Ali Bilge
(Savaşın hemen öncesi yapılan bir anlaşmaya dikkat! )
Açık Radyo’da yaptığım son iki programda gözden kaçan bir konuya dikkat çekerek, Gazze-İsrail savaşını değerlendirmeye çalıştım.
İlk soru: Gazze savaşı nasıl bir ortamda başladı? İsrail, Ortadoğu ve dünyada neler yaşanıyordu.
Önce İsrail’e bakalım.
Olağan günler yaşamıyordu İsrail. Yolsuzluğa batmış Başbakan Netenyahu ve hükümeti, iktidarlarını garantiye almak üzere ülkeyi demokrasiden otokrasiye geçirecek yargı düzenlemelerini hayata geçiriyordu. İsrail muhalefeti de gücünü arttırıyordu. Yargıyı, yürütmeye bağlayacak nitelikte olan bu düzenlemeler nedeniyle, işçiler ve şirketler, boykot/grev ilan etmişti. Cumhurbaşkanı yargı düzenlemelerine karşı olduğunu belli etti. Hava kuvvetleri pilotları, yedek askerler, değişikliklerin kabul edilmesi durumunda görevlerini boykot edeceklerini söylemişti. İsrail ordusunun boykotlardan etkileneceği belirtiliyordu. İsrail seçmenin 70%’ine yakınının otokrasiye geçiş kararlarına muhalefet ettiği biliniyor. İsrail halkı 33 haftadır bu düzenlemelere karşı ayaktaydı, direniyordu.

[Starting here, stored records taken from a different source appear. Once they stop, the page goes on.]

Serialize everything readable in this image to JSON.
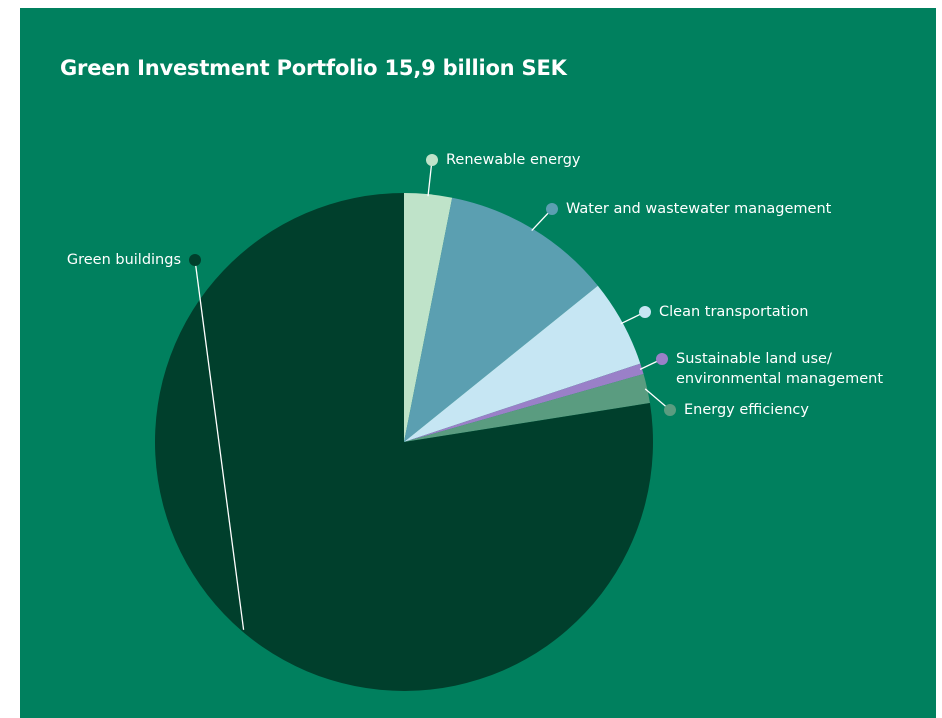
{
  "chart_data": {
    "type": "pie",
    "title": "Green Investment Portfolio 15,9 billion SEK",
    "categories": [
      "Renewable energy",
      "Water and wastewater management",
      "Clean transportation",
      "Sustainable land use/ environmental management",
      "Energy efficiency",
      "Green buildings"
    ],
    "values": [
      3.1,
      11.1,
      5.7,
      0.7,
      1.9,
      77.5
    ],
    "colors": [
      "#bfe3c9",
      "#5b9fb1",
      "#c6e6f3",
      "#9a80c8",
      "#5a9c80",
      "#003f2c"
    ]
  }
}
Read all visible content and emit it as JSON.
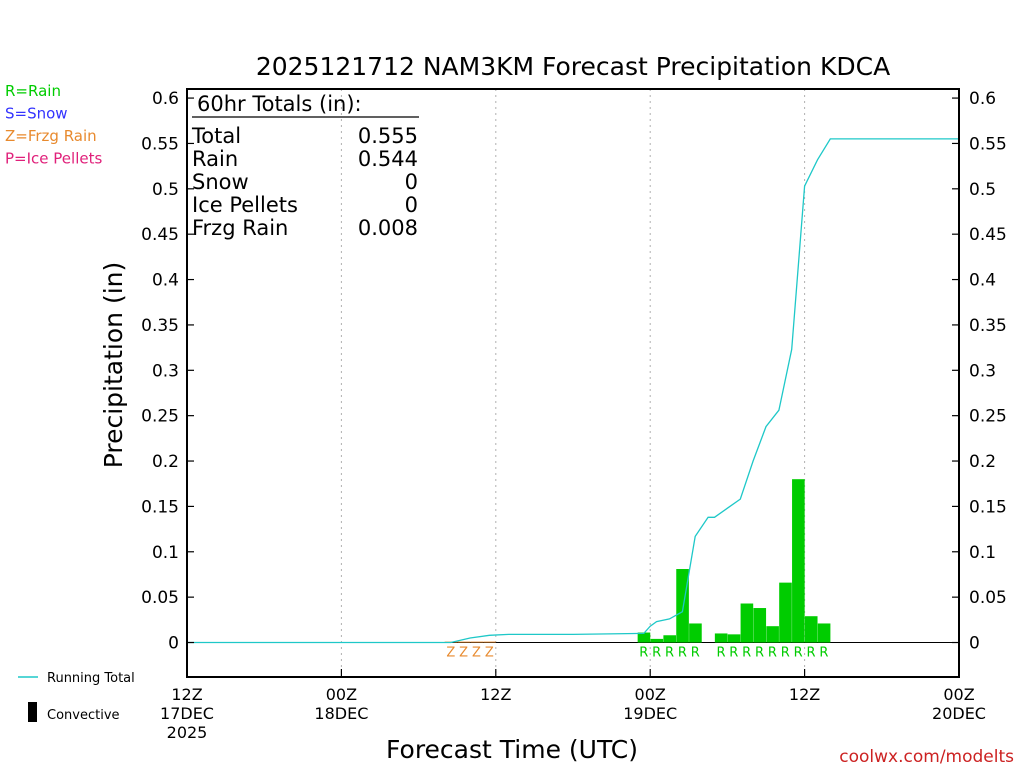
{
  "colors": {
    "rain": "#00cc00",
    "snow": "#3333ff",
    "frzg_rain": "#e88a2e",
    "ice_pellets": "#e0207a",
    "running_total": "#1ec8c8",
    "axes": "#000000",
    "grid": "#b0b0b0",
    "watermark": "#cc2222"
  },
  "legend_ptypes": [
    {
      "key": "rain",
      "label": "R=Rain"
    },
    {
      "key": "snow",
      "label": "S=Snow"
    },
    {
      "key": "frzg_rain",
      "label": "Z=Frzg Rain"
    },
    {
      "key": "ice_pellets",
      "label": "P=Ice Pellets"
    }
  ],
  "legend_lines": {
    "running_total": "Running Total",
    "convective": "Convective"
  },
  "totals_box": {
    "title": "60hr Totals (in):",
    "rows": [
      {
        "label": "Total",
        "value": "0.555"
      },
      {
        "label": "Rain",
        "value": "0.544"
      },
      {
        "label": "Snow",
        "value": "0"
      },
      {
        "label": "Ice Pellets",
        "value": "0"
      },
      {
        "label": "Frzg Rain",
        "value": "0.008"
      }
    ]
  },
  "watermark": "coolwx.com/modelts",
  "chart_data": {
    "type": "bar",
    "title": "2025121712 NAM3KM Forecast Precipitation KDCA",
    "xlabel": "Forecast Time (UTC)",
    "ylabel": "Precipitation (in)",
    "x_unit": "forecast hour",
    "xlim": [
      0,
      60
    ],
    "ylim": [
      -0.038,
      0.61
    ],
    "y_ticks": [
      0,
      0.05,
      0.1,
      0.15,
      0.2,
      0.25,
      0.3,
      0.35,
      0.4,
      0.45,
      0.5,
      0.55,
      0.6
    ],
    "y_tick_labels": [
      "0",
      "0.05",
      "0.1",
      "0.15",
      "0.2",
      "0.25",
      "0.3",
      "0.35",
      "0.4",
      "0.45",
      "0.5",
      "0.55",
      "0.6"
    ],
    "x_ticks": [
      {
        "hour": 0,
        "lines": [
          "12Z",
          "17DEC",
          "2025"
        ]
      },
      {
        "hour": 12,
        "lines": [
          "00Z",
          "18DEC"
        ]
      },
      {
        "hour": 24,
        "lines": [
          "12Z"
        ]
      },
      {
        "hour": 36,
        "lines": [
          "00Z",
          "19DEC"
        ]
      },
      {
        "hour": 48,
        "lines": [
          "12Z"
        ]
      },
      {
        "hour": 60,
        "lines": [
          "00Z",
          "20DEC"
        ]
      }
    ],
    "gridlines_x": [
      12,
      24,
      36,
      48
    ],
    "bars": [
      {
        "hour": 21,
        "value": 0.001,
        "ptype": "Z"
      },
      {
        "hour": 22,
        "value": 0.001,
        "ptype": "Z"
      },
      {
        "hour": 23,
        "value": 0.001,
        "ptype": "Z"
      },
      {
        "hour": 24,
        "value": 0.001,
        "ptype": "Z"
      },
      {
        "hour": 36,
        "value": 0.011,
        "ptype": "R"
      },
      {
        "hour": 37,
        "value": 0.004,
        "ptype": "R"
      },
      {
        "hour": 38,
        "value": 0.008,
        "ptype": "R"
      },
      {
        "hour": 39,
        "value": 0.081,
        "ptype": "R"
      },
      {
        "hour": 40,
        "value": 0.021,
        "ptype": "R"
      },
      {
        "hour": 42,
        "value": 0.01,
        "ptype": "R"
      },
      {
        "hour": 43,
        "value": 0.009,
        "ptype": "R"
      },
      {
        "hour": 44,
        "value": 0.043,
        "ptype": "R"
      },
      {
        "hour": 45,
        "value": 0.038,
        "ptype": "R"
      },
      {
        "hour": 46,
        "value": 0.018,
        "ptype": "R"
      },
      {
        "hour": 47,
        "value": 0.066,
        "ptype": "R"
      },
      {
        "hour": 48,
        "value": 0.18,
        "ptype": "R"
      },
      {
        "hour": 49,
        "value": 0.029,
        "ptype": "R"
      },
      {
        "hour": 50,
        "value": 0.021,
        "ptype": "R"
      }
    ],
    "running_total": {
      "name": "Running Total",
      "x": [
        0,
        20.5,
        22,
        23.5,
        25,
        30,
        35.5,
        36,
        36.5,
        37.5,
        38.5,
        39.5,
        40.5,
        41,
        42,
        43,
        44,
        45,
        46,
        47,
        48,
        49,
        50,
        60
      ],
      "y": [
        0,
        0,
        0.005,
        0.008,
        0.009,
        0.009,
        0.01,
        0.018,
        0.023,
        0.026,
        0.034,
        0.117,
        0.138,
        0.138,
        0.148,
        0.158,
        0.2,
        0.238,
        0.256,
        0.323,
        0.503,
        0.532,
        0.555,
        0.555
      ]
    }
  }
}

ABD ve AB’de düzenlemelerden rahatsız olduklarını belirtmişlerdi. Sonuçta İsrail, otokrasi/demokrasi kavşağındayken savaş başladı. Gazze’de yıllardır, saldırı , çatışma , baskı ve etnik temizlik devam ediyordu , Gazze açık hava cezaevine ve hastanesine dönmüş durumdaydı.
Bölgeye baktığımızda ise iki gelişme öne çıkıyordu.
İsrail’in; S. Arabistan dahil ve diğer Arap ülkeleriyle normalleşmeye başladığı bir dönem yaşanıyordu. Türkiye -İsrail diplomatik ilişkileri de düzelmişti. Netanyahu, çok yakın bir zamanda Türkiye’yi ziyaret edecekti.
Savaş’tan 1 hafta önce, Suriye’de askeri öğrencilerin mezuniyet törenine İHA saldırısı oldu. Yüzlerce sivil ve asker bu katliamda öldü.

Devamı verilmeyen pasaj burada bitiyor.